Quarto filho de um arcebispo, Hans von Trotha logo ingressou no exército do príncipe que mandava na região europeia conhecida como Palatinado. É que naquela época, só os filhos mais velhos podiam herdar qualquer coisa da família, os demais tinham que fazer a vida e acabavam, quase sempre, indo parar no exército. Pois os serviços de Hans agradaram tanto ao príncipe que esse, agradecido, lhe concedeu a posse de dois castelos: o Berwartstein e o Grafendahn, os castelos e tudo o que estivesse a seu redor, incluindo as pessoas que viviam naquelas terras.
Antes de pertencer a von Trotha, os castelos eram parte do patrimônio da igreja católica. A transferência dos bens gerou uma briga de anos e anos e envolveu até o papa, e teve terríveis consequências para as pessoas que viviam num lugar que hoje se chama Wissembourg e pertence à França. Isso porque, para fazer pirraça com o bispo, Hans mandou construir uma represa ao pé de uma montanha que impedia a água de chegar a Wissembourg.
De tanto reclamarem por conta da falta de água, um dia o cavaleiro disse: “Vocês querem água? Então tomem!” e mandou destruir a represa, criando uma inundação sem precedentes que causou enorme prejuízo às pessoas que viviam no lugar. Por conta disso – e de outras coisas mais – ele foi excomungado, mas hoje tem o seu corpo enterradinho numa igrejinha perto do castelo de Berwartstein, na Alemanha. Ai, como é injusta a vida com os poderosos, não? E as pessoas que perderam tudo, inclusive a vida no meio da briga entre o cavaleiro e a igreja, dessas a história nada conta, como sempre aliás.

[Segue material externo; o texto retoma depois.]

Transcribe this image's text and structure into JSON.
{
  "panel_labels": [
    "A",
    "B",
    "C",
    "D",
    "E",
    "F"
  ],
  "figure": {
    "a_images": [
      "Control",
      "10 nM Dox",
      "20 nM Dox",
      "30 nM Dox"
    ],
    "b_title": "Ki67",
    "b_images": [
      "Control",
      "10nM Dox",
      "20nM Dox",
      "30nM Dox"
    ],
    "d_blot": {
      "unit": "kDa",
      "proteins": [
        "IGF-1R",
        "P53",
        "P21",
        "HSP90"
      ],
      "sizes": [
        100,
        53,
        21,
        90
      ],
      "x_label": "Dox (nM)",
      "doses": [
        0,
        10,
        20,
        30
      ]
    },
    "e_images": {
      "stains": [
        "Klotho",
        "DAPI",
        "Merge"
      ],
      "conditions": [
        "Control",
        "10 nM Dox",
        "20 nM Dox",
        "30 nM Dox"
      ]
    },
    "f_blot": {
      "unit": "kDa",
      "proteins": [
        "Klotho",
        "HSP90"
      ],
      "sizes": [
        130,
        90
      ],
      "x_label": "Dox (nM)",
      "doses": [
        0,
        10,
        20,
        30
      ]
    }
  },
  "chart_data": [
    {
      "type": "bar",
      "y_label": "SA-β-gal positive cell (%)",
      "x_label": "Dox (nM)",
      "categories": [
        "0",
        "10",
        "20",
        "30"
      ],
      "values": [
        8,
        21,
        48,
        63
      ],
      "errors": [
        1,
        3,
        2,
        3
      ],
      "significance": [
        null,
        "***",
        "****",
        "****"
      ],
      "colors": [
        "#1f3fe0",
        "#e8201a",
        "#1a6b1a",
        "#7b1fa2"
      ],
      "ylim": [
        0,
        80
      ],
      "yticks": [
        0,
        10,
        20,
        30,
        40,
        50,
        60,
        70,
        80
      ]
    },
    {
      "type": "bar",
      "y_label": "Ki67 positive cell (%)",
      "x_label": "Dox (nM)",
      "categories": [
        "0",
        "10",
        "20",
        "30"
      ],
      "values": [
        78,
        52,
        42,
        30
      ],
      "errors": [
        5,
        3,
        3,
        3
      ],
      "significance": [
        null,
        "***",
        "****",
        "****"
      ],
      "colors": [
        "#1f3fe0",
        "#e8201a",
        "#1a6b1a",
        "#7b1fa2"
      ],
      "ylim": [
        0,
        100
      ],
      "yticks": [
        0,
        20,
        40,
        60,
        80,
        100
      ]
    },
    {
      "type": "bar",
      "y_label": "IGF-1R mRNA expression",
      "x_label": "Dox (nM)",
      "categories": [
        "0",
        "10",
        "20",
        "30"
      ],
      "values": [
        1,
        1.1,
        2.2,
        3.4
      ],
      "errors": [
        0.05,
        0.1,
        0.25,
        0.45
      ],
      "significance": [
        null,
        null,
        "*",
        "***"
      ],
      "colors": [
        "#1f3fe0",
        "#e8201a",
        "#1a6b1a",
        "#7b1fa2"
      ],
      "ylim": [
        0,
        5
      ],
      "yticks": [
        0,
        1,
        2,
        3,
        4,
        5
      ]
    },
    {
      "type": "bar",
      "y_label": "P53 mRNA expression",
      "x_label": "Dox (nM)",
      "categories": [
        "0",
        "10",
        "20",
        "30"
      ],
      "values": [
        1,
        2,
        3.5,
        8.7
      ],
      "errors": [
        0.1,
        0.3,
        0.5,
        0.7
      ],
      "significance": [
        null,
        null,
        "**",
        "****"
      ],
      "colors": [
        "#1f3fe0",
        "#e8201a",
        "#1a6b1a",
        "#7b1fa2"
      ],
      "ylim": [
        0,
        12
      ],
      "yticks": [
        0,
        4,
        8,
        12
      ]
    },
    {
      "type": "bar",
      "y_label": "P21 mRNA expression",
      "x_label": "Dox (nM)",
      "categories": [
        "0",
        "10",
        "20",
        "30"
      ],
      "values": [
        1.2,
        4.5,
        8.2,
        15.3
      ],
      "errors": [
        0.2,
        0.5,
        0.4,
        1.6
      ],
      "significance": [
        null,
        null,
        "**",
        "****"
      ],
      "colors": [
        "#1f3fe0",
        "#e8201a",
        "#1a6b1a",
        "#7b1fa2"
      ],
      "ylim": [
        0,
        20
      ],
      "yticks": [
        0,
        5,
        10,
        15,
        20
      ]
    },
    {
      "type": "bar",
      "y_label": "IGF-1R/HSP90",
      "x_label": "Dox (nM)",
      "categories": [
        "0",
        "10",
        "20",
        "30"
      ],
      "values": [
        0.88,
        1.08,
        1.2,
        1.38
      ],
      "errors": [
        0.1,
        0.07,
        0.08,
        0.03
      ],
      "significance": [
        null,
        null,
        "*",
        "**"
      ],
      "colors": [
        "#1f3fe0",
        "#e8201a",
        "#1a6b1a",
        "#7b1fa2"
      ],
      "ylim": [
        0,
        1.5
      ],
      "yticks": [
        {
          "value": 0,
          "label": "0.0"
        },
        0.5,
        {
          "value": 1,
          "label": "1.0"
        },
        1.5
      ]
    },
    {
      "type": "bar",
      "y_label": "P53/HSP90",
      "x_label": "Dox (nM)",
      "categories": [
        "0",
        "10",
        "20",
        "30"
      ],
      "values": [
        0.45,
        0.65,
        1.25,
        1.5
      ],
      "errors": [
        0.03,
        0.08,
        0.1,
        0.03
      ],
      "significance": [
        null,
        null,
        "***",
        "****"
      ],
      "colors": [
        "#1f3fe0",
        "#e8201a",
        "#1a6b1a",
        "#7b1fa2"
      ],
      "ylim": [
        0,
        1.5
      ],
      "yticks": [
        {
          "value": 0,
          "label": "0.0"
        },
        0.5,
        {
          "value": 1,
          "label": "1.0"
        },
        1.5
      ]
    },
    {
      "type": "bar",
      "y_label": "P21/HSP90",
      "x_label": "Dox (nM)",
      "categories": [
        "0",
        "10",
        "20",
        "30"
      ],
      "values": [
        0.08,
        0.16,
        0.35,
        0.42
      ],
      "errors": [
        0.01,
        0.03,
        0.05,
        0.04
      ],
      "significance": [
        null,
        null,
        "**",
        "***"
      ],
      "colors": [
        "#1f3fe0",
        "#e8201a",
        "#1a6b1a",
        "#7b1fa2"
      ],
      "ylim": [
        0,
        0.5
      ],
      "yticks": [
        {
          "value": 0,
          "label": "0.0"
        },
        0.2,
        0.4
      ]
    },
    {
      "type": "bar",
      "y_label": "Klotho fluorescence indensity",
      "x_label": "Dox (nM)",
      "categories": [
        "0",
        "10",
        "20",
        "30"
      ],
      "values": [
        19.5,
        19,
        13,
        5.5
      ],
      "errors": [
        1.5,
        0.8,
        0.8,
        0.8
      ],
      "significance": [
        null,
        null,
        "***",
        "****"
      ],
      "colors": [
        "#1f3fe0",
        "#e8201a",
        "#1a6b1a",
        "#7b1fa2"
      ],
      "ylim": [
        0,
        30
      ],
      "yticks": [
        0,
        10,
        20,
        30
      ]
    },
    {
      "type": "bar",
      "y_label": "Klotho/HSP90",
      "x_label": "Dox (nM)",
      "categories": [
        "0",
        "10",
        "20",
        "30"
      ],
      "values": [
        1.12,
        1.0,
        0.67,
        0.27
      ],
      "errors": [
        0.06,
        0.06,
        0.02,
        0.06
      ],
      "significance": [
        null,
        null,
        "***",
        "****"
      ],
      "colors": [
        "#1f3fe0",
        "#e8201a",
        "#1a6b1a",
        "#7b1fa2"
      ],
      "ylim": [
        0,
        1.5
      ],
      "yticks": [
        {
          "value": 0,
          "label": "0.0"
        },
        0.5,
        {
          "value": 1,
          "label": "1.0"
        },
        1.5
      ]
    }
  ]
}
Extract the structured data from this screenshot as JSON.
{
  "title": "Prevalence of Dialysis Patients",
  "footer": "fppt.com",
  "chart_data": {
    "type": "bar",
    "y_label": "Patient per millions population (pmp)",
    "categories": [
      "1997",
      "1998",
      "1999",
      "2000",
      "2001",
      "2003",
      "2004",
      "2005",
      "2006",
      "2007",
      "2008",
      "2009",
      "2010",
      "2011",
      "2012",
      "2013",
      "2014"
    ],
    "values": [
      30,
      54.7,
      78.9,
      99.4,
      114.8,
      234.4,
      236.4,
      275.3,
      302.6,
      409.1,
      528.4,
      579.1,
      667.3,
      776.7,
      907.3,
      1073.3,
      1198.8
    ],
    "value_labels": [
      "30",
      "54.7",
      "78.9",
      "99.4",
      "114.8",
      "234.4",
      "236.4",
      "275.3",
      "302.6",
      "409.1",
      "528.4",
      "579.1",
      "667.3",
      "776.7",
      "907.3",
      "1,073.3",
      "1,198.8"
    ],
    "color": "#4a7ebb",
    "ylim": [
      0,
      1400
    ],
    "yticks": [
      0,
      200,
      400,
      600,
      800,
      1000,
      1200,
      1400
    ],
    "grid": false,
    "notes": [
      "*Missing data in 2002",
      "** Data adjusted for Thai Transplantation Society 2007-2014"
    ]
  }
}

Por conta de sua figura assustadora, Hans von Trotha virou – no imaginário popular – Hans Trapp, Hans Trott ou Hans Drot, e é um tipo de Homem do Saco que os adultos utilizam para assustar as crianças com ameaças do tipo: “Se você não se comportar vou chamar o Hans Trapp!”. Tem até uma versão do Papão que “come criancinhas”, literalmente. Será que as crianças de hoje em dia ainda se assustam com isso? As de hoje eu não sei, mas as de antigamente, ouvi dizer que sim, que até tremiam ao ouvir o nome do famigerado cavaleiro.
O castelo Berwartstein ainda existe e virou atração turística, como podem ver na “fotinha” que ilustra este “textículo”. Quem não tem alergia a mofo pode visitar as dependências do castelo e ver como vivia o cavaleiro em seus dias de glória. A depender da época do ano, se pode até tomar uma cervejinha ao ar livre, no pátio de entrada, e ouvir histórias contadas pelos próprios fantasmas que habitam o lugar – há mais de trezentos anos!